There is also a governance angle for boards to notice. When an exchange is gaining mindshare with a particular type of issuer, it can change how underwriting, investor relations, and investor targeting work across deals. That does not guarantee every IPO will price well or every stock will trade smoothly. But it does mean more competition for high-quality issuance, more focus from market participants on the relevant investor base, and potentially more consistent expectations around how tech companies should be evaluated.
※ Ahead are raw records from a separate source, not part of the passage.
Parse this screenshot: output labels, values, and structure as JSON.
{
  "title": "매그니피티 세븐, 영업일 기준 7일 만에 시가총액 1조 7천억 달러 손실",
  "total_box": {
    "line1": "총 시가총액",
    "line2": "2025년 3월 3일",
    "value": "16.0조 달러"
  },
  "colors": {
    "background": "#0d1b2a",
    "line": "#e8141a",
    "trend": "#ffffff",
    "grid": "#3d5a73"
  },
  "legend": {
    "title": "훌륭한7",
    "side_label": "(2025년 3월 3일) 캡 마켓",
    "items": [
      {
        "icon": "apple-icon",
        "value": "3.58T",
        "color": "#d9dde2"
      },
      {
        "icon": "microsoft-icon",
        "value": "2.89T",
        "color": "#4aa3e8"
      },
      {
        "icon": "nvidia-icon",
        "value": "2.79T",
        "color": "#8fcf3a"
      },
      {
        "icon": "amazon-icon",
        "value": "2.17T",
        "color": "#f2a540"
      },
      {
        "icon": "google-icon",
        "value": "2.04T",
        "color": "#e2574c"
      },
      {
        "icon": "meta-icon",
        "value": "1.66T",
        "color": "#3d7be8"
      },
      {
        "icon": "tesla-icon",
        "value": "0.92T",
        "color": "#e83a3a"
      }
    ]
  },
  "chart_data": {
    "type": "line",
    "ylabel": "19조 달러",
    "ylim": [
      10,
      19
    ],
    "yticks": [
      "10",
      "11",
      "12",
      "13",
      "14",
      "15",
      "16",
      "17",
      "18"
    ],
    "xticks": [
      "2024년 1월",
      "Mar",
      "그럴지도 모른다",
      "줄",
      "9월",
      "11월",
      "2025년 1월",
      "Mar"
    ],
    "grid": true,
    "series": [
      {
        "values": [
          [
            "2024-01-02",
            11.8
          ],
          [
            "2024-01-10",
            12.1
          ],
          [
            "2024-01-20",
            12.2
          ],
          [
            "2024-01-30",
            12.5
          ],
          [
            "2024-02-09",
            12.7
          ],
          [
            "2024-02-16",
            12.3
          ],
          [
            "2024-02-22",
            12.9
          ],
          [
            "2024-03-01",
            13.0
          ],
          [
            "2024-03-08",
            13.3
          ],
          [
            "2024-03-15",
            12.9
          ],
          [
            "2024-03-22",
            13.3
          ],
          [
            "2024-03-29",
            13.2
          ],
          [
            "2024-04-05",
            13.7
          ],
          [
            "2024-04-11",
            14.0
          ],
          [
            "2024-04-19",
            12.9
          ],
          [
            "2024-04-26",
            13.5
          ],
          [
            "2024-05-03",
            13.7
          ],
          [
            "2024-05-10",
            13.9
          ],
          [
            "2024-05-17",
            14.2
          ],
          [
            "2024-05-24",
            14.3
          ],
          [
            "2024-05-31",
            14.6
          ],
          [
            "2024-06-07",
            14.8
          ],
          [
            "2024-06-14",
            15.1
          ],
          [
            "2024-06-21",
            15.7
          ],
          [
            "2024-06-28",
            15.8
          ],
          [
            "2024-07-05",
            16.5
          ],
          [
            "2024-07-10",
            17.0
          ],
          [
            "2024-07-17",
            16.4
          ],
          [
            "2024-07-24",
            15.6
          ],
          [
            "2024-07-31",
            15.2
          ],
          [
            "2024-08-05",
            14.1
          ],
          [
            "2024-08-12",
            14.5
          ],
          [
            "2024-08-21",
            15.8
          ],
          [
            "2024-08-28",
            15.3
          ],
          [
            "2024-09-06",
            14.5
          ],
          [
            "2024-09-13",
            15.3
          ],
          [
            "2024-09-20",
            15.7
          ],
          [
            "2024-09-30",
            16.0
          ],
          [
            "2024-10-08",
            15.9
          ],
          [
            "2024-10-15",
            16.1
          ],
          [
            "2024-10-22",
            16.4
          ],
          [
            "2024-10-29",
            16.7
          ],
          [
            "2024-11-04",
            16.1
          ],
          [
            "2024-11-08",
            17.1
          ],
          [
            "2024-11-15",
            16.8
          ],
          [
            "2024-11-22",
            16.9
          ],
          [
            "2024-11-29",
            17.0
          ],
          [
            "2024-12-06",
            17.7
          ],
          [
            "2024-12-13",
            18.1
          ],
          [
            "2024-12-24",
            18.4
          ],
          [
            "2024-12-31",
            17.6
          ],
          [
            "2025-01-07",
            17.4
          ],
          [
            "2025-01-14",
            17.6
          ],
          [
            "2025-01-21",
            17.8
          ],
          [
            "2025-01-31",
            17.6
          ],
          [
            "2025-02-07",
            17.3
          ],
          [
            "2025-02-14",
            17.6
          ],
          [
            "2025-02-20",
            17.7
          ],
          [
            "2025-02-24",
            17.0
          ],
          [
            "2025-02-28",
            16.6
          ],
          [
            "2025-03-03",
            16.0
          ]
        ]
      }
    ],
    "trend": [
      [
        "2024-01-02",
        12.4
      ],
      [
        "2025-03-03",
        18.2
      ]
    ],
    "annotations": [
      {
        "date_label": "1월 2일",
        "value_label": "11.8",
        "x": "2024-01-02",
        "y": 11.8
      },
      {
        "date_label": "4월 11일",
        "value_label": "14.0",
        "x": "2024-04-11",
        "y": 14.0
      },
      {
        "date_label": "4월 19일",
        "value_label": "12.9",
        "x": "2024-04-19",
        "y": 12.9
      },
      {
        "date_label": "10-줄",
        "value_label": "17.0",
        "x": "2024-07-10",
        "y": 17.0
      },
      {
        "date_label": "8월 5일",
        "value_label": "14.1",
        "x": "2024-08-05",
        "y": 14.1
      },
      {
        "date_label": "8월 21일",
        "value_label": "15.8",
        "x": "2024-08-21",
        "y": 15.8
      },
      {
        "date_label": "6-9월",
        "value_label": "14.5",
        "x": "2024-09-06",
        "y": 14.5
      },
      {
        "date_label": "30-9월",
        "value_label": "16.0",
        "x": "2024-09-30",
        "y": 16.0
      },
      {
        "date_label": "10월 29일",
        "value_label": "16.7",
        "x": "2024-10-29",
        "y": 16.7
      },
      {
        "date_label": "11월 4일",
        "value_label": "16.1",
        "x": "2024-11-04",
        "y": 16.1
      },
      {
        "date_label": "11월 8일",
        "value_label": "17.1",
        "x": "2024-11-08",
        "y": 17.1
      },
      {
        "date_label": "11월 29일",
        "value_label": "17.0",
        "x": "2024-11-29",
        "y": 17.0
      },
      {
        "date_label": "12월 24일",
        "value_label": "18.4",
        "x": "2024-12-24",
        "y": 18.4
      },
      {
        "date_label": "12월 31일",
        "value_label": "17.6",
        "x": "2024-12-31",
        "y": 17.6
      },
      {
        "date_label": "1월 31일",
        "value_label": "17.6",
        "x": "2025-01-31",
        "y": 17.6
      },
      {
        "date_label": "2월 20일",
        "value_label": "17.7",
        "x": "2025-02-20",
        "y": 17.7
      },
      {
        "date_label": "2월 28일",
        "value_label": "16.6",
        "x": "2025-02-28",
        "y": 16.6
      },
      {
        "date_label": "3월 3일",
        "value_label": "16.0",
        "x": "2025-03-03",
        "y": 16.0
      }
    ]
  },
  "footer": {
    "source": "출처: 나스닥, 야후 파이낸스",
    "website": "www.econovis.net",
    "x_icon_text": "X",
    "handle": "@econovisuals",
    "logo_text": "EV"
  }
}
For executives at tech firms and for financial leaders advising them, the strategic implication is simple: Hong Kong is positioning itself as a serious venue for technology listings, supported by sizable IPO capital in the first five months and strong trading activity in May. If you are a founder weighing listing venues, a CFO modeling fundraising scenarios, or a board member overseeing capital strategy, the practical question becomes what this momentum means for your specific path to liquidity and investor access. Based on the figures cited, HKEX is telling the market that Hong Kong is not just “open for business” for tech. It is already the top listing choice, backed by HK$166 billion in IPO proceeds and HK$293 billion daily average turnover in May.